I also should tell you that while at the races,
I made my companions scan hundreds of faces,
To get me a view, for my own recreation,
Of one that I knew but by name in the Nation,
And if I, unaccompanied, happened to meet him,
With the choicest of drinks I’d be happy to treat him;
For I swear by all firearms—poker and tongues,
By his side I would fight to redress all our wrongs.
He may be a wealthy or poor man, a tall, or
A small man, but know that his name is Shine Lalor.
Then leaving Killarney—seeing all I could see—
I wended my way the next day to Tralee;
I inquired of a man whom I met at the station
If he’d please tell me where I’d get the Nation;
He inquired of another and then told me call
To the house of one Mr. O’Shea at the Mall.
Then I went to my inn and proceeded to read,
While the others, to get some refreshments agreed.
While reading, I fell into some contemplation
When Duffy addressed “Constituents of the Nation,”
And then, through what agency I cannot prove,
Each nerve of my body did instantly move,
Each particle quivered, I thought that a gush
Of hot blood to my eyelids was making a rush;
I saw myself noticed by some of the folk,
Who, if they knew my feeling, would make of it joke,
And I kindly requested that some one would try
To detect a small insect that troubled my eye.
The effort was made, with but little success.
Say, bad luck to all flunkeys, their patrons and press.
At that time the regiment of Kerry militia were out, under command of the O’Donoghue of the Glens, and were officered by the McCarthys, O’Mahonys, O’Flynns and other Kerrymen belonging to the old Milesian families. The regiment was shortly after drafted over to England to do duty there.
That is forty-two years ago.

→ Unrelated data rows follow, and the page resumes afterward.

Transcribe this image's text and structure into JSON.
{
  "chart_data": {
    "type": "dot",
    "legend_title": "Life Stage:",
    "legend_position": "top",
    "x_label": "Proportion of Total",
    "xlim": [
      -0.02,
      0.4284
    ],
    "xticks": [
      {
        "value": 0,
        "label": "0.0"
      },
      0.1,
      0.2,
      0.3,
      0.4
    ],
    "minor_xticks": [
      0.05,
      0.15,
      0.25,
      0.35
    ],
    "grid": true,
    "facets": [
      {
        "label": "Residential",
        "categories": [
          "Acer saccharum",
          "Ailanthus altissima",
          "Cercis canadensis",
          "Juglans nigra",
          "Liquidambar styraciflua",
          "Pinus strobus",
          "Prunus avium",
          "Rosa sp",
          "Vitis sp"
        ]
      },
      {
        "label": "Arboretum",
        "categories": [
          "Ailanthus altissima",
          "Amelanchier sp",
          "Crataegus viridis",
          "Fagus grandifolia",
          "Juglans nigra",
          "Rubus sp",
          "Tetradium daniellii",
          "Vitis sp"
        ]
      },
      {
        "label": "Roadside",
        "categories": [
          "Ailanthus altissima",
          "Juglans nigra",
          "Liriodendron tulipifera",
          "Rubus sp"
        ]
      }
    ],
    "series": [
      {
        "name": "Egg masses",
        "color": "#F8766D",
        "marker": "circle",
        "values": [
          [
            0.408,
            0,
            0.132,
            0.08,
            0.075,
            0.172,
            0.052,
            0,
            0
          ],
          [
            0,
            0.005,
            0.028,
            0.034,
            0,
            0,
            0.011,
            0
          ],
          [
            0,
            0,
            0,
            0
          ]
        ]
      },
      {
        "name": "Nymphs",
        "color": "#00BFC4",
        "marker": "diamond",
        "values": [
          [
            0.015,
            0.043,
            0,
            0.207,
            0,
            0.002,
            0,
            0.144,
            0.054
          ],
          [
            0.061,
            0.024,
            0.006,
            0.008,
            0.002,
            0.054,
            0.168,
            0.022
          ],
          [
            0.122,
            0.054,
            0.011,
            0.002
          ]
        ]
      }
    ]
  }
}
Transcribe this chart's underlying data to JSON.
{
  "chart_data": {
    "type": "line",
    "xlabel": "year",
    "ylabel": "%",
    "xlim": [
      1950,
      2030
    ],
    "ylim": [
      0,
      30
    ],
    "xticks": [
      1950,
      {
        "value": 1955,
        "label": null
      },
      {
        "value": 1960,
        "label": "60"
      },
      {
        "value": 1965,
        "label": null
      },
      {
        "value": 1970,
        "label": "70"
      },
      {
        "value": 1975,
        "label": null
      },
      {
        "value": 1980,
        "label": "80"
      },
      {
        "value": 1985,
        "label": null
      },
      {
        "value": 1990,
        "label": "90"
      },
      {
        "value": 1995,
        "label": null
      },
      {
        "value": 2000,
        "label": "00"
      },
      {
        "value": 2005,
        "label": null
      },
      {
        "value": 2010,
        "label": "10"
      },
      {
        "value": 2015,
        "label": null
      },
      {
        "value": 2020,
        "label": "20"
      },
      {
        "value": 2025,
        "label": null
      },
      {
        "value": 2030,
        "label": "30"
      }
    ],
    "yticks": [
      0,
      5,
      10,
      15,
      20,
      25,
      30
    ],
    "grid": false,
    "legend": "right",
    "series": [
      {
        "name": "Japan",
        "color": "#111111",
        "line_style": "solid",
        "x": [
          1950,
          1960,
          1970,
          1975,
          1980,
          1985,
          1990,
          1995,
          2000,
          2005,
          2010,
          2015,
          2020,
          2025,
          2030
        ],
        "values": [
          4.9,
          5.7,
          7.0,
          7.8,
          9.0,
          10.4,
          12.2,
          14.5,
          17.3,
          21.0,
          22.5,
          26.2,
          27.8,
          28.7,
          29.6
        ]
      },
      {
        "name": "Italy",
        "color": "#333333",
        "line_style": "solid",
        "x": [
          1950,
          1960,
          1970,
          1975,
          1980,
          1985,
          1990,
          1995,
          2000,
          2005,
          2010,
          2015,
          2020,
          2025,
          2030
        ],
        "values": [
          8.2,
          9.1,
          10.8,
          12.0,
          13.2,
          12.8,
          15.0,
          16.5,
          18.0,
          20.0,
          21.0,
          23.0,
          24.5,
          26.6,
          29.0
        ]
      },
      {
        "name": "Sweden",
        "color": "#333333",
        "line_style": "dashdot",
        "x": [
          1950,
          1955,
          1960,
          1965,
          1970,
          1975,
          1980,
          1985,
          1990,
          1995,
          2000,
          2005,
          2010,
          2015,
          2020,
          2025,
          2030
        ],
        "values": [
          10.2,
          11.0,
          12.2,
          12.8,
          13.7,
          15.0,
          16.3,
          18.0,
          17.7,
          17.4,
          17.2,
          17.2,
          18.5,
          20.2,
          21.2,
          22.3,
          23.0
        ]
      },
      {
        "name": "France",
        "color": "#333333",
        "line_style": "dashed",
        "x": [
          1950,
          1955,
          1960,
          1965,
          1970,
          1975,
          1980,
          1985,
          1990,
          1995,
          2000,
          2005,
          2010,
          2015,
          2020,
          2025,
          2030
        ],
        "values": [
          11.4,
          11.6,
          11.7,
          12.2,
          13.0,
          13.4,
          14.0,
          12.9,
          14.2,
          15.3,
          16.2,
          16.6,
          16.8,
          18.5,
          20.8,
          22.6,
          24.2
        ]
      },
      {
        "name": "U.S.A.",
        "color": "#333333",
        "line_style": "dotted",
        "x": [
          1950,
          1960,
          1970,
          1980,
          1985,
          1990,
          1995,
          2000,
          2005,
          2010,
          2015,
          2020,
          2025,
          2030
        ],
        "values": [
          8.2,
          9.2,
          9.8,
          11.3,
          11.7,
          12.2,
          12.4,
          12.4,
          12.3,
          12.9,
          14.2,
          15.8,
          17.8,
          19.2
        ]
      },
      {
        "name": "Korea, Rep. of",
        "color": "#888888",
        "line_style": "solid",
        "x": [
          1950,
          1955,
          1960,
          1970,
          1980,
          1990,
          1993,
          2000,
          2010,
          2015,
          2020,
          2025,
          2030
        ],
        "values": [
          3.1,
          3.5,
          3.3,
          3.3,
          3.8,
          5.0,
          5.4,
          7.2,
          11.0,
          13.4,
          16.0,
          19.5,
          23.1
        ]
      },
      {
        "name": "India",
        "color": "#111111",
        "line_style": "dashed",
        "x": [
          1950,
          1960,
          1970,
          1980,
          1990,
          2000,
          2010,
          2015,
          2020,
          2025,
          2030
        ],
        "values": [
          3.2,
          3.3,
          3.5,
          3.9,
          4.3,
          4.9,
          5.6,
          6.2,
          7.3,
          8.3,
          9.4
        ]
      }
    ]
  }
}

The reader will be able to judge from the foregoing lines of rhyme, that my opinions at that early day of my life were the same as they are to-day, and that I have not got into any bohreens or byroads of Irish national politics during those forty-two years.
Two years after the time I am speaking of, a number of young men in Skibbereen, realizing the sad state of things, came together and started the Phœnix National and Literary Society. I think that Society was started in 1856. I remember the night we met to give it a name. Some proposed that it be called the “Emmet Monument Association.” Others proposed other names. I proposed that it be called the “Phœnix National and Literary Society”—the word “Phœnix” signifying that the Irish cause was again to rise from the ashes of our martyred nationality. My resolution was carried, and that is how the word “Phœnix” comes into Irish national history.
Most of the boys who attended that meeting are dead. I could not now count more than four of them who are living: Daniel McCartie, of Newark, N. J.; Dan O’Crowley, of Springfield, Ill., and Patrick Carey, of Troy, N. Y.
James Stephens came to Skibbereen one day in the summer of 1858. He had a letter of introduction from Jas. O’Mahony, of Bandon, to Donal Oge—one of our members. He initiated Donal Oge (Dan McCartie) into the Irish Revolutionary Brotherhood. Donal Oge initiated me the next day; I initiated Patrick J. Downing and Morty Moynahan the following day; and so, the good cause spread.
In three or four months, we had three or four baronies of the southwest of Cork County organized; Donal Oge, Morty Moynahan and I became three centres of three circles. We had drillings at night in the woods and on the hillsides; the rumblings, and rumors of war were heard all around; the government were becoming alarmed; they made a raid upon our homes on the night of December 8, and the second day after, some twenty of us were prisoners in the county jail in the city of Cork.